When requested about it, Fernandez pushed again.

“I’ve never lied on the stand,” he mentioned. “That’s ridiculous, I’m an anti-corruption cop.”

One of many anti-corruption investigations he dealt with was the case in opposition to Kuehl and Giggans, each vocal critics of the Villanueva administration. The investigation centered on greater than $800,000 value of contracts Los Angeles County Metropolitan Transportation Authority awarded to Peace Over Violence, a nonprofit run by Giggans. The group’s hotline for reporting sexual harassment on the transit system got here beneath scrutiny after a whistleblower alleged Giggans was unfairly awarded the hotline contract as a quid professional quo for supporting Kuehl.

This yr, state prosecutors formally rejected the case, saying they’d accomplished a “thorough and independent investigation.” However on Friday, Fernandez alleged state investigators beforehand advised him prosecutors had by no means really allow them to study the proof.

“The whole thing was covered up,” he mentioned.

The Peace Over Violence investigation had additionally led to different allegations, together with the declare — repeated often by Villanueva — that Huntsman was concerned in tipping off Kuehl earlier than the Sheriff’s Division searched her house.

In a press release Friday, Villanueva known as Fernandez’s testimony “a damning indictment of the integrity of [state Atty. Gen. Rob] Bonta’s position on the Peace Over Violence investigation.”

“Fernandez confirmed what we knew, that Bonta assumed control of the public corruption investigation for the sole purpose of burying it, not to investigate it as he claimed,” he mentioned. “This calls for a federal-level review of Bonta’s actions and public statements, which don’t appear to reconcile with the facts.”

Throughout Friday’s listening to, Kennedy grilled Lillienfeld about why he didn’t examine after studying Fernandez could have executed one thing related, allegedly telling the whistleblower’s husband a few search warrant within the case. Lillienfeld mentioned he didn’t assume Fernandez had leaked any info maliciously and identified that Fernandez didn’t inform the targets of any warrants.
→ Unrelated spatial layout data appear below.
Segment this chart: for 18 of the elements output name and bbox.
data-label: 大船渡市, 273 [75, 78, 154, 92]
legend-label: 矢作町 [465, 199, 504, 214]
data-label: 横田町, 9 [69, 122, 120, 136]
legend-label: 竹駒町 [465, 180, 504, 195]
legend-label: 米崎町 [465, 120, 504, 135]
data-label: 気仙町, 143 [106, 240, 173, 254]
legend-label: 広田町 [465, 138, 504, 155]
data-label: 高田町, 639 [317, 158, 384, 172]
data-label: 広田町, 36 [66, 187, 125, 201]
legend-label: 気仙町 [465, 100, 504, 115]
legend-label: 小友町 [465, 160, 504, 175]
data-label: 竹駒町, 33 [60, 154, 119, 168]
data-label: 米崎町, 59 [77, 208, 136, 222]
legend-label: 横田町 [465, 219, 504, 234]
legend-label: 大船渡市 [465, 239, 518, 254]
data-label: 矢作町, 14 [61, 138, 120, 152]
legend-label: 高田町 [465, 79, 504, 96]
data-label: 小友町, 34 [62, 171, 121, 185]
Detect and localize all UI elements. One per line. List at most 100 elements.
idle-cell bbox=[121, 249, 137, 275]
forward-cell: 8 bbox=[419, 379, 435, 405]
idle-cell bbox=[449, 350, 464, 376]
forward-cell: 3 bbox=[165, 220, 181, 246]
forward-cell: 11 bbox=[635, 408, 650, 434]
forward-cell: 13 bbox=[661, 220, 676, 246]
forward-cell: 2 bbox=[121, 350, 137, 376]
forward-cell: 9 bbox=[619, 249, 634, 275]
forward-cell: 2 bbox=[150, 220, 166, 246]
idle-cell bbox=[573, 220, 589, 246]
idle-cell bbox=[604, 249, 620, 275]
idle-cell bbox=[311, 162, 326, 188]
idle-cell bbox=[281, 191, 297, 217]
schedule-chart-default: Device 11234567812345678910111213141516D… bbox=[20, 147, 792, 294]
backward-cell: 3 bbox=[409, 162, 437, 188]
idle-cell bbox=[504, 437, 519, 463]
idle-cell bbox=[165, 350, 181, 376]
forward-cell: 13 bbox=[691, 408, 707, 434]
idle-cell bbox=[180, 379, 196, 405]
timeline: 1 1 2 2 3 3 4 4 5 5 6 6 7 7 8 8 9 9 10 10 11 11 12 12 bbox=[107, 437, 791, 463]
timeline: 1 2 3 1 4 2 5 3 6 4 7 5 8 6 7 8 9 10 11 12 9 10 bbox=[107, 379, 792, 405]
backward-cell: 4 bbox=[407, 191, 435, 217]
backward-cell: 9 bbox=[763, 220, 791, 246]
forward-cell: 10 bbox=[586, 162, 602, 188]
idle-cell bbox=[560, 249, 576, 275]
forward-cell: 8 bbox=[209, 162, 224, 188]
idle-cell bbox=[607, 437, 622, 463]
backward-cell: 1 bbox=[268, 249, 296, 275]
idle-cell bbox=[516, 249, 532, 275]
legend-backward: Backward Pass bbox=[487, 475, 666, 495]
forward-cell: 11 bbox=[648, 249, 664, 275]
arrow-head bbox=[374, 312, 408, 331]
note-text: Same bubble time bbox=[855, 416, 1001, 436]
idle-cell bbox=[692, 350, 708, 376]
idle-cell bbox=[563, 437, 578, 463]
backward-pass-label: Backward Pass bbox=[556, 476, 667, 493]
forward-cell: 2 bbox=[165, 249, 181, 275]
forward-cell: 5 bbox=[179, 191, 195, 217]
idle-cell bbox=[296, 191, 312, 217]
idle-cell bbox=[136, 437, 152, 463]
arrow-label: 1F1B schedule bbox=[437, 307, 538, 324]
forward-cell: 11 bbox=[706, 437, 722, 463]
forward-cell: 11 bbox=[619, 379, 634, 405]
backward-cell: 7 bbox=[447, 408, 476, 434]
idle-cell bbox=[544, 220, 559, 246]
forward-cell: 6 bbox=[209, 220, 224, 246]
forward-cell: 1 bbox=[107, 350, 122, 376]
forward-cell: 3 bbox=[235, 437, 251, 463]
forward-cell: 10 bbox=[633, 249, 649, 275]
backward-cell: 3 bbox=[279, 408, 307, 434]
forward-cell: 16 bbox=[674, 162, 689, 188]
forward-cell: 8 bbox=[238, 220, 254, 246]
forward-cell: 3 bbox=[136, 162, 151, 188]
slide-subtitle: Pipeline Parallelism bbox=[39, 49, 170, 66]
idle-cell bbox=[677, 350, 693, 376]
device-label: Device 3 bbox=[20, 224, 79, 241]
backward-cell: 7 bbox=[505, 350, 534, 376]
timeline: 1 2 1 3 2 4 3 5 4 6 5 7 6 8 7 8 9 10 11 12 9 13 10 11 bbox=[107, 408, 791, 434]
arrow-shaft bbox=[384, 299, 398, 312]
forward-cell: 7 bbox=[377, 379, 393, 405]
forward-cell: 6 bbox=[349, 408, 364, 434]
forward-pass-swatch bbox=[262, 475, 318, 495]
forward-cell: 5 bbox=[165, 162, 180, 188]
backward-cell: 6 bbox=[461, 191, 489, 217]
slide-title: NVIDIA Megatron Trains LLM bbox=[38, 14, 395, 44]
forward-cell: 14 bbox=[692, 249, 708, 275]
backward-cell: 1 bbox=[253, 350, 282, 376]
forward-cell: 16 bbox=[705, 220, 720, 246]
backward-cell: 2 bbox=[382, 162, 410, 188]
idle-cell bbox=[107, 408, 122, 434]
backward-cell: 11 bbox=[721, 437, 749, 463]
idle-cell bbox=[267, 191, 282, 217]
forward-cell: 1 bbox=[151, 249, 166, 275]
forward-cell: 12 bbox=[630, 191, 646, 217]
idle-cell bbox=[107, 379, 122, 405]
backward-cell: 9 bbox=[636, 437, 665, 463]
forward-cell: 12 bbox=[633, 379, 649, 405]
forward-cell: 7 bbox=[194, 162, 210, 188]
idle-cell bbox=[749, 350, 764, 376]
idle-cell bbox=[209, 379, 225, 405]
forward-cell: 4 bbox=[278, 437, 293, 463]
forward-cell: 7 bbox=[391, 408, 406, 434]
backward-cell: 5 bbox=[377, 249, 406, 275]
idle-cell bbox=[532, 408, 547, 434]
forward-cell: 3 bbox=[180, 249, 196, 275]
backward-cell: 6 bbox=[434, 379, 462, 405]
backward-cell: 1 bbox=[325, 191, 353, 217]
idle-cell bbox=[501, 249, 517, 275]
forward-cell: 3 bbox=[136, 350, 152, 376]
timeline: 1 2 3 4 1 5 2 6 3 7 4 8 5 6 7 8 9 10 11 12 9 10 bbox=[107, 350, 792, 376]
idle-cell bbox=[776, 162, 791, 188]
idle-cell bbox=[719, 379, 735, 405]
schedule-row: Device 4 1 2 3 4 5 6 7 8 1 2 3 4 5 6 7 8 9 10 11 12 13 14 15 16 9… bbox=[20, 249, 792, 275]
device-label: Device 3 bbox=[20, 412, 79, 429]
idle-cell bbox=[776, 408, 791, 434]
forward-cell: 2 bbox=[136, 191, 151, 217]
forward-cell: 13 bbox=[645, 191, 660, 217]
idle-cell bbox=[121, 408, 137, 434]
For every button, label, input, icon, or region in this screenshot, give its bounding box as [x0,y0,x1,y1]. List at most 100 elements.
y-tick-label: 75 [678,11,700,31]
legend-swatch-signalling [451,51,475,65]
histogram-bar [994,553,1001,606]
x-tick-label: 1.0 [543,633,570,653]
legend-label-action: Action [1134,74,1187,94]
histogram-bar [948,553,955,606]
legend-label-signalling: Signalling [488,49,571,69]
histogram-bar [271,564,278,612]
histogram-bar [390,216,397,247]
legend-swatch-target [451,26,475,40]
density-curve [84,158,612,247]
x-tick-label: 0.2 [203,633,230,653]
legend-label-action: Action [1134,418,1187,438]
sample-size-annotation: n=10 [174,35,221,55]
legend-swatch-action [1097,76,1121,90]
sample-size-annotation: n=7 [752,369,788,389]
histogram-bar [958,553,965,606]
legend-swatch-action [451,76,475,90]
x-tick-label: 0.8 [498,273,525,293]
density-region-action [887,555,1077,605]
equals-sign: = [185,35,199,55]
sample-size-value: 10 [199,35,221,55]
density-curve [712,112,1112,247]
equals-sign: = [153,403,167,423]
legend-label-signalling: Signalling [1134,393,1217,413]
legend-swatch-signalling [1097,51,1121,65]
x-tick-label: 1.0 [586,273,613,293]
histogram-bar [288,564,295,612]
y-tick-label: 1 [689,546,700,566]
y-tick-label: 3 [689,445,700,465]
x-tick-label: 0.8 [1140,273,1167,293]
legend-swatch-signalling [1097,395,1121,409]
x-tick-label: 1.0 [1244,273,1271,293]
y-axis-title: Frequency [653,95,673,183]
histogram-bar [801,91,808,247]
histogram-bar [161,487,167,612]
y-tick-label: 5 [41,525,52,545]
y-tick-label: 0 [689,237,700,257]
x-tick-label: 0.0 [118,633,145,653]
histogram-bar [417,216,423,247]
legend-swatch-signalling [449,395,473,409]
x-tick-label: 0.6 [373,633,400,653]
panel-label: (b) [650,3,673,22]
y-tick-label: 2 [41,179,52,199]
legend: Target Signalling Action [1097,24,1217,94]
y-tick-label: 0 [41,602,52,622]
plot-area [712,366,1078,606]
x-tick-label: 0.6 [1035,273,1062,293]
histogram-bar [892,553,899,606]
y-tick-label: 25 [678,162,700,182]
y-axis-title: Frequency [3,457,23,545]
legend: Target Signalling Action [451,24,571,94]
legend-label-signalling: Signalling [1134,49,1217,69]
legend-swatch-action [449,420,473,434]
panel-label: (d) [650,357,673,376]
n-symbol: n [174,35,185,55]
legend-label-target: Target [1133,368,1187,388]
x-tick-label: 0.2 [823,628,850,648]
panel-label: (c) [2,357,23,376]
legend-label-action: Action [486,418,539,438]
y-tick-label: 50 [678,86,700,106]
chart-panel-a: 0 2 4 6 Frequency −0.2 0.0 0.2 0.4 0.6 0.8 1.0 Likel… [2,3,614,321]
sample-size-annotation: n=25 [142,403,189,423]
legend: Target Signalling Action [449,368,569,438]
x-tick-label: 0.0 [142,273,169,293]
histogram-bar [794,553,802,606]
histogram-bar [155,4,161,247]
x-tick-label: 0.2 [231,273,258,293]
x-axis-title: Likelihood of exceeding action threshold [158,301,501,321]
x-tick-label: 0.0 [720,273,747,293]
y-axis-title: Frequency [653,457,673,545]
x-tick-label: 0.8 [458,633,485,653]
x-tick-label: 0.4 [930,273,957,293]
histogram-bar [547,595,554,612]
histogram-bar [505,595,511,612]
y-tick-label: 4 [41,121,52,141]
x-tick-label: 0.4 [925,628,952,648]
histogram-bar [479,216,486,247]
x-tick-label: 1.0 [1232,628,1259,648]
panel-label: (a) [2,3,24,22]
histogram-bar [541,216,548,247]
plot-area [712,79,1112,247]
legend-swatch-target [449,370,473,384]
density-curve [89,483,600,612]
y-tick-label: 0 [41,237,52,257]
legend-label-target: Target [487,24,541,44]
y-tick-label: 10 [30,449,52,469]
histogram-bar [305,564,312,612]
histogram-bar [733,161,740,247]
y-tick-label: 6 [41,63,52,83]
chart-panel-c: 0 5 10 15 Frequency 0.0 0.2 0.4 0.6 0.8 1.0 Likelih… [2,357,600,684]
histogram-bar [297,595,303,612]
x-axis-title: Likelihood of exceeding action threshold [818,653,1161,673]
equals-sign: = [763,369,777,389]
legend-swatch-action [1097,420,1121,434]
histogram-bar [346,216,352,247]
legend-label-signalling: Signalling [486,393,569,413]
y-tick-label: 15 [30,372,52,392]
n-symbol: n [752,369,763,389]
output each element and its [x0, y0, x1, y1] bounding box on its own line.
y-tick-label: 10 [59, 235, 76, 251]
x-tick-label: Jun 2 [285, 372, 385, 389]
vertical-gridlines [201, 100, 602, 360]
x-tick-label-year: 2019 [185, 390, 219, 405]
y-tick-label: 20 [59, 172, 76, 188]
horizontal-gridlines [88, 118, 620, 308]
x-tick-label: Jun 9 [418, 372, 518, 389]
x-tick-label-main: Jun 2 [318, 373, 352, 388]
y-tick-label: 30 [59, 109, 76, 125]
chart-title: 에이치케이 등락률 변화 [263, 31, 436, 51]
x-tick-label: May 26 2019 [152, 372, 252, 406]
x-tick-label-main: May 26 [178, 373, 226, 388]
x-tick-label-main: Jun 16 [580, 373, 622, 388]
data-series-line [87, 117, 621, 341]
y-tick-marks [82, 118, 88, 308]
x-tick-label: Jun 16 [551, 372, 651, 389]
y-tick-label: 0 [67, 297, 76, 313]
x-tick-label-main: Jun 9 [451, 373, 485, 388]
Some commissioners balked at that reasoning.

“That makes it seem like we have two systems of justice,” Commissioner Irma Cooper mentioned. “Anyone else you would have had charged.”

One line of questioning for which Lillienfeld offered few solutions targeted on the Villanueva administration’s investigations into journalists, together with a former Instances reporter who wrote a narrative in 2017 a few leaked checklist of drawback deputies. After a prolonged and secret felony inquiry, in 2021 the Sheriff’s Division urged the state legal professional normal to prosecute a number of oversight officers in addition to Lau, then a reporter for The Instances, alleging she knowingly obtained “stolen property.” This yr, the state turned down the case.

Although Lillienfeld mentioned the corruption squad didn’t routinely examine Instances reporters, he didn’t supply further particulars in regards to the investigation into Lau, citing a associated ongoing investigation.

The oversight fee initially launched into a string of particular hearings in early 2022 as a part of an long-term effort to research deputy gangs. After listening to sworn testimony from whistleblowers and different division members over the course of a number of months, in early 2023 the particular counsel for the fee issued a report condemning the “cancer” of deputy gangs and urging the sheriff to ban the teams.

This yr, the hearings resumed, that includes testimony from Villanueva and his former undersheriff. There are not any further hearings scheduled, however as Kennedy wrapped up Friday’s questioning, he floated the chance.

“I think that this hearing raises startling questions about how the Sheriff’s Department has targeted this commission and other oversight officials,” he mentioned. “Unfortunately, because of the repeated claims of confidentiality, it’s very difficult to get to the bottom of the matter, although I think we came close.”